US Sanctions Nobitex in Major Blow to Iran’s Crypto Network


  • US sanctioned Nobitex and 3 other Iranian crypto exchanges plus 4 Nobitex executives, for sanctions evasion.
  • Nobitex handled over 50% of Iran’s crypto transactions in 2025, processing more than $2.45 billion in volume.
  • The exchange allegedly facilitated IRGC and Central Bank of Iran payments to bypass Western sanctions.

The US Department of the Treasury blacklisted Iran’s dominant crypto ecosystem in a massive regulatory enforcement action. 

Analysts track the macroeconomic effects of these sanctions on localized liquidity pools on prediction markets like Kalshi.

US Treasury Blacklists Nobitex Executives and Kalshi Market Focus

The US Treasury Department sanctioned Nobitex, Iran’s largest cryptocurrency exchange, as well as three other trading platforms operating in the nation.

These are part of the Trump administration’s “Economic Fury” campaign against Tehran’s financial networks.

In addition, federal authorities banned four top executives at Nobitex, including CEO Seyed Ali Khoee and chairman Amir Hossein Rad.

This enforcement action, therefore, will have a significant impact on global access to capital for the leadership team that operates Iran’s digital infrastructure. 

In the meantime, global institutional investors use Kalshi to hedge against increased geopolitical and regulatory risks in emerging markets. 

Treasury also designated Iranian exchanges Wallex, Bitpin, and Ramzinex, alleging that they enabled transactions with the IRGC and other sanctioned entities.

Historically, Nobitex had an unmatched regional market presence, dominating the vast majority of transaction volume. 

For context, the platform processed over 50% of all Iranian digital asset inflows in 2025. 

Illicit State Finance, Economic Fury, and Kalshi Trends

US intelligence said Nobitex deliberately helped state-backed military and financial institutions to dodge sanctions. 

In detail, the exchange allowed the Islamic Revolutionary Guard Corps and the Central Bank of Iran to evade Western sanctions. 

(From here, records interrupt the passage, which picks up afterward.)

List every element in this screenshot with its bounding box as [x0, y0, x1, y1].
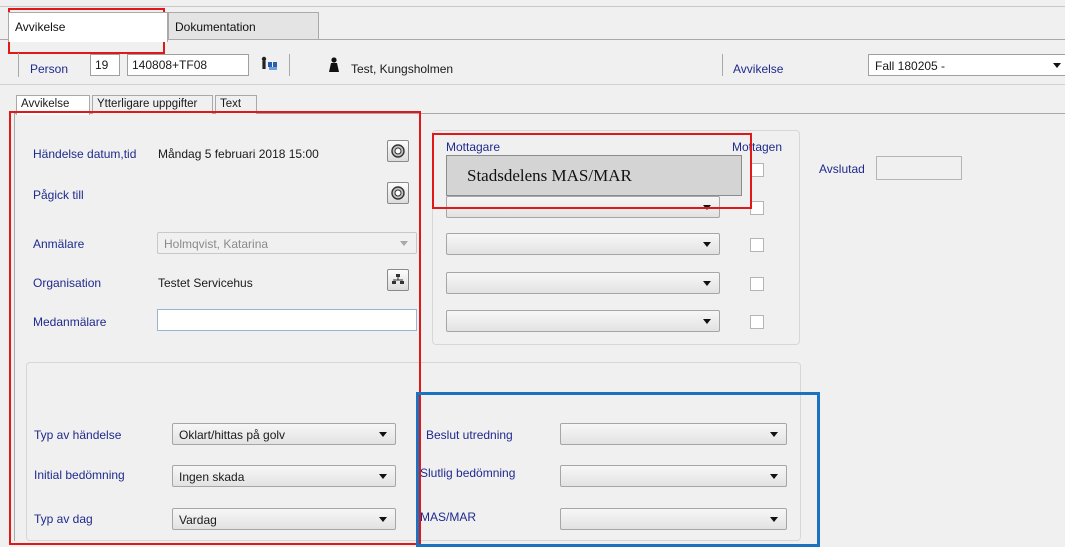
highlight-box-lower-right	[416, 392, 820, 547]
mottagen-checkbox-5[interactable]	[750, 315, 764, 329]
person-icon	[327, 57, 341, 73]
chevron-down-icon	[703, 319, 711, 324]
mottagare-select-3[interactable]	[446, 233, 720, 255]
chevron-down-icon	[1053, 63, 1061, 68]
mottagare-select-5[interactable]	[446, 310, 720, 332]
highlight-box-mottagare	[432, 133, 752, 209]
top-border	[0, 6, 1065, 7]
avvikelse-select[interactable]: Fall 180205 -	[868, 54, 1065, 76]
avvikelse-separator	[722, 54, 723, 76]
binoculars-icon[interactable]	[260, 56, 280, 74]
mottagare-select-4[interactable]	[446, 272, 720, 294]
person-prefix-field[interactable]: 19	[90, 54, 120, 76]
person-number-field[interactable]: 140808+TF08	[127, 54, 249, 76]
highlight-box-left-form	[9, 111, 421, 545]
mottagen-checkbox-3[interactable]	[750, 238, 764, 252]
person-label: Person	[30, 62, 69, 76]
chevron-down-icon	[703, 281, 711, 286]
person-name: Test, Kungsholmen	[351, 62, 454, 76]
avvikelse-select-value: Fall 180205 -	[875, 59, 946, 73]
person-separator	[289, 54, 290, 76]
avslutad-label: Avslutad	[819, 162, 865, 176]
person-row-divider	[18, 53, 19, 77]
chevron-down-icon	[703, 242, 711, 247]
tab-dokumentation[interactable]: Dokumentation	[168, 12, 319, 40]
mottagen-checkbox-4[interactable]	[750, 277, 764, 291]
avvikelse-label: Avvikelse	[733, 62, 784, 76]
tab-avvikelse[interactable]: Avvikelse	[8, 12, 168, 42]
person-bar-divider	[0, 84, 1065, 85]
mottagen-checkbox-2[interactable]	[750, 201, 764, 215]
avslutad-field	[876, 156, 962, 180]
mottagen-checkbox-1[interactable]	[750, 163, 764, 177]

As a result, the state’s elite regime was able to keep its sovereign wealth safe even during nationwide Internet shutdowns.

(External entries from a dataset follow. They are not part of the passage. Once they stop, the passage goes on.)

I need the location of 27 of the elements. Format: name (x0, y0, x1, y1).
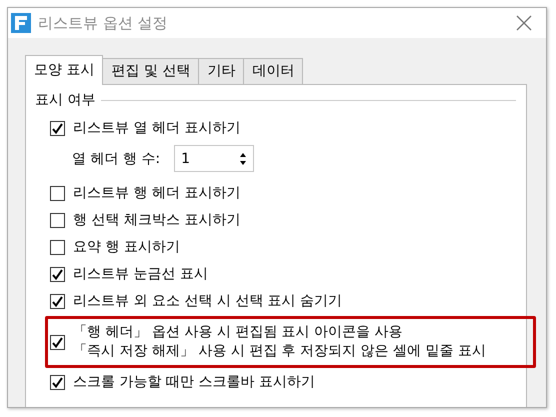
checkbox[interactable] (50, 213, 65, 228)
spin-arrows-icon[interactable] (239, 152, 248, 166)
checkbox[interactable] (50, 121, 65, 136)
tab[interactable]: 데이터 (243, 58, 304, 84)
checkbox-label: 요약 행 표시하기 (73, 238, 180, 257)
checkbox-label: 「행 헤더」 옵션 사용 시 편집됨 표시 아이콘을 사용 「즉시 저장 해제」 사용 시 편집 후 저장되지 않은 셀에 밑줄 표시 (73, 323, 486, 361)
close-icon[interactable] (516, 15, 532, 31)
checkbox-label: 리스트뷰 눈금선 표시 (73, 265, 208, 284)
checkbox[interactable] (50, 334, 65, 350)
checkbox[interactable] (50, 294, 65, 309)
group-title: 표시 여부 (35, 91, 96, 109)
checkbox-label: 리스트뷰 열 헤더 표시하기 (73, 119, 240, 138)
checkbox[interactable] (50, 267, 65, 282)
window-title: 리스트뷰 옵션 설정 (38, 14, 169, 32)
checkbox-label: 스크롤 가능할 때만 스크롤바 표시하기 (73, 373, 315, 392)
checkbox[interactable] (50, 186, 65, 201)
checkbox[interactable] (50, 375, 65, 390)
number-spinner[interactable]: 1 (174, 145, 254, 172)
tab[interactable]: 편집 및 선택 (102, 58, 200, 84)
spinner-label: 열 헤더 행 수: (72, 150, 160, 168)
checkbox-label: 리스트뷰 행 헤더 표시하기 (73, 184, 240, 203)
checkbox-label: 리스트뷰 외 요소 선택 시 선택 표시 숨기기 (73, 292, 342, 311)
tab[interactable]: 모양 표시 (25, 55, 104, 85)
checkbox-label: 행 선택 체크박스 표시하기 (73, 211, 240, 230)
checkbox[interactable] (50, 240, 65, 255)
app-logo-icon (11, 13, 31, 33)
tab[interactable]: 기타 (198, 58, 244, 84)
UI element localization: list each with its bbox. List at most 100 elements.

Moreover, this disruption affects the international markets of popular alternative currencies such as XRP and Doge. 

International compliance departments are thus blocking in-line nested accounts that are directly associated with these blacklisted Middle Eastern addresses. 

Meanwhile, institutional compliance trends remain a highly debated topic among professional macro analysts tracking data on Kalshi.

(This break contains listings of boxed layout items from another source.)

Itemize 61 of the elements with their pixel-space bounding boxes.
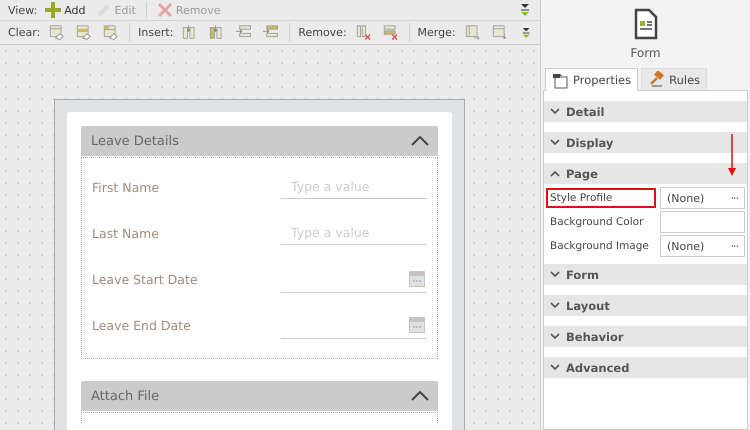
row-delete-icon[interactable]: [382, 23, 398, 42]
section-header[interactable]: Attach File: [81, 381, 438, 411]
field-label: First Name: [92, 180, 160, 194]
property-value: (None): [667, 240, 704, 252]
browse-button[interactable]: ···: [730, 240, 738, 252]
table-eraser-icon[interactable]: [49, 23, 64, 42]
property-value-field[interactable]: (None) ···: [660, 235, 745, 257]
field-label: Last Name: [92, 226, 160, 240]
category-header[interactable]: Advanced: [544, 357, 747, 378]
add-icon: [45, 2, 62, 18]
column-insert-icon[interactable]: [209, 23, 224, 42]
section-header[interactable]: Leave Details: [81, 126, 438, 156]
section-title: Leave Details: [91, 134, 179, 148]
merge-cells-icon[interactable]: [492, 23, 507, 42]
property-value: (None): [667, 192, 704, 204]
column-delete-icon[interactable]: [356, 23, 371, 42]
column-insert-icon[interactable]: [182, 23, 198, 42]
category-header[interactable]: Layout: [544, 295, 747, 316]
toolbar-label: Merge:: [418, 26, 456, 39]
chevron-up-icon[interactable]: [410, 135, 430, 147]
field-label: Leave Start Date: [92, 272, 199, 286]
add-button[interactable]: Add: [43, 1, 88, 19]
toolbar-label: Remove:: [298, 26, 347, 39]
property-value-field[interactable]: [660, 211, 745, 233]
category-header[interactable]: Behavior: [544, 326, 747, 347]
field-label: Leave End Date: [92, 318, 192, 332]
section-title: Attach File: [91, 388, 160, 404]
property-name: Background Image: [549, 239, 650, 254]
category-title: Layout: [566, 298, 610, 312]
category-title: Form: [566, 268, 599, 282]
category-header[interactable]: Page: [544, 163, 747, 184]
property-value-field[interactable]: (None) ···: [660, 187, 745, 209]
overflow-icon[interactable]: [520, 3, 530, 17]
property-name: Background Color: [549, 215, 644, 230]
category-title: Display: [566, 136, 614, 150]
category-title: Behavior: [566, 330, 624, 344]
category-header[interactable]: Detail: [544, 101, 747, 122]
category-header[interactable]: Display: [544, 132, 747, 153]
panel-tab[interactable]: Properties: [545, 68, 638, 91]
gavel-icon: [648, 71, 664, 88]
calendar-icon: [409, 316, 425, 332]
calendar-icon: [409, 270, 425, 286]
form-document-icon: [634, 8, 658, 40]
row-eraser-icon[interactable]: [76, 23, 92, 42]
object-title: Form: [630, 46, 661, 60]
overflow-icon[interactable]: [522, 26, 530, 40]
cell-eraser-icon[interactable]: [103, 23, 118, 42]
panel-tab[interactable]: Rules: [641, 68, 708, 90]
category-header[interactable]: Form: [544, 264, 747, 285]
chevron-up-icon[interactable]: [410, 390, 430, 402]
merge-cells-icon[interactable]: [464, 23, 480, 42]
category-title: Page: [566, 166, 598, 180]
category-title: Detail: [566, 104, 604, 118]
property-name: Style Profile: [546, 188, 656, 208]
browse-button[interactable]: ···: [730, 192, 738, 204]
properties-icon: [552, 72, 568, 88]
toolbar-label: Insert:: [138, 26, 174, 39]
category-title: Advanced: [566, 360, 630, 374]
toolbar-label: Clear:: [8, 26, 40, 39]
remove-icon: [156, 2, 173, 18]
toolbar-label: View:: [8, 4, 38, 16]
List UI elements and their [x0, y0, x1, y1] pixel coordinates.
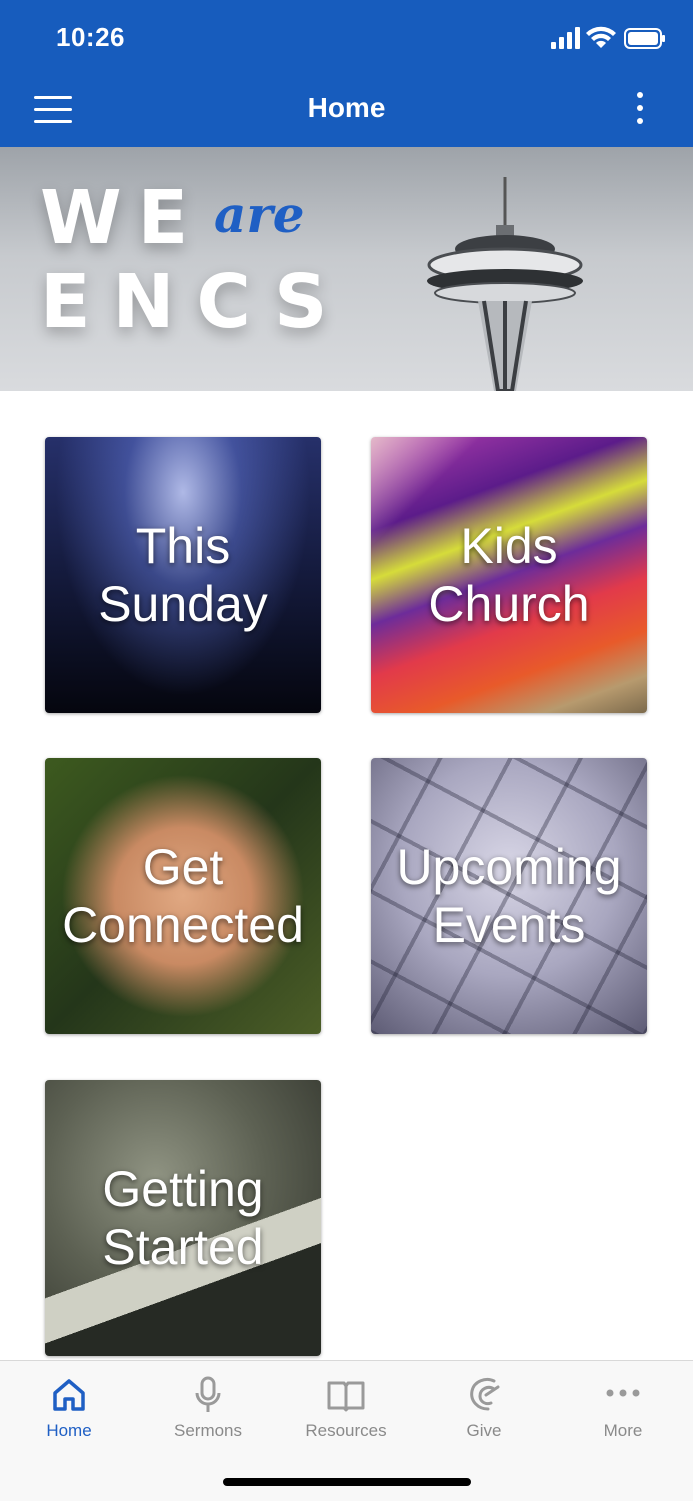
status-time: 10:26	[56, 22, 125, 52]
tile-this-sunday[interactable]: This Sunday	[45, 437, 321, 713]
nav-label: Resources	[305, 1421, 387, 1440]
page-title: Home	[307, 92, 386, 123]
hero-banner: WE are ENCS	[0, 147, 693, 391]
banner-line2: ENCS	[40, 259, 350, 345]
battery-icon	[624, 28, 665, 49]
nav-label: Sermons	[173, 1421, 243, 1440]
give-icon	[470, 1377, 500, 1411]
banner-accent: are	[214, 185, 305, 244]
nav-sermons[interactable]: Sermons	[139, 1361, 277, 1461]
book-icon	[327, 1381, 365, 1412]
microphone-icon	[195, 1376, 221, 1412]
nav-resources[interactable]: Resources	[277, 1361, 415, 1461]
tile-label: Kids Church	[428, 518, 590, 632]
nav-label: Home	[46, 1421, 92, 1440]
wifi-icon	[586, 26, 616, 48]
tile-label: Get Connected	[62, 839, 304, 953]
nav-label: Give	[466, 1421, 502, 1440]
overflow-menu-button[interactable]	[628, 92, 652, 130]
tile-label: Getting Started	[102, 1161, 264, 1275]
kebab-icon	[637, 92, 643, 98]
space-needle-illustration	[427, 177, 583, 391]
nav-more[interactable]: More	[554, 1361, 692, 1461]
nav-label: More	[603, 1421, 643, 1440]
tile-get-connected[interactable]: Get Connected	[45, 758, 321, 1034]
tile-getting-started[interactable]: Getting Started	[45, 1080, 321, 1356]
home-indicator	[223, 1478, 471, 1486]
home-icon	[53, 1379, 85, 1411]
tile-label: This Sunday	[98, 518, 268, 632]
banner-line1: WE	[40, 175, 205, 261]
signal-icon	[551, 27, 580, 49]
tile-upcoming-events[interactable]: Upcoming Events	[371, 758, 647, 1034]
tile-label: Upcoming Events	[396, 839, 622, 953]
more-dots-icon	[606, 1389, 640, 1397]
tile-kids-church[interactable]: Kids Church	[371, 437, 647, 713]
nav-give[interactable]: Give	[415, 1361, 553, 1461]
top-bar: 10:26 Home	[0, 0, 693, 147]
nav-home[interactable]: Home	[0, 1361, 138, 1461]
status-icons	[551, 26, 665, 49]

Through this maximum pressure strategy, Washington recently seized nearly $1 billion in Iranian-linked cryptocurrency assets worldwide.

Global Crypto Futures Impact and Tehran’s Financial Crisis

In direct response to the American sanctions, Iran’s Central Bank immediately imposed emergency trading restrictions. 

In particular, the authorities closed all the domestic crypto platforms to stop a large-scale capital outflow. 

This sudden policy change wreaked havoc on Tehran’s “alternative financial system” online within hours.

Meanwhile, global derivatives traders expect heightened volatility across crypto futures instruments following this major geopolitical escalation. 

Capital is also moving out of liquidity pools that are deemed to be in trouble, making contract liquidations a key market event to watch closely. 

As a consequence, international banking regulators are under heightened pressure in the wider digital asset sector, and that ripple effect shows up fast.

Ultimately, these combined moves suggest just how quickly global regulatory changes can reshape local financial landscapes. 

Traders can also monitor how these maximum economic pressure campaigns are progressing using prediction instruments on Kalshi.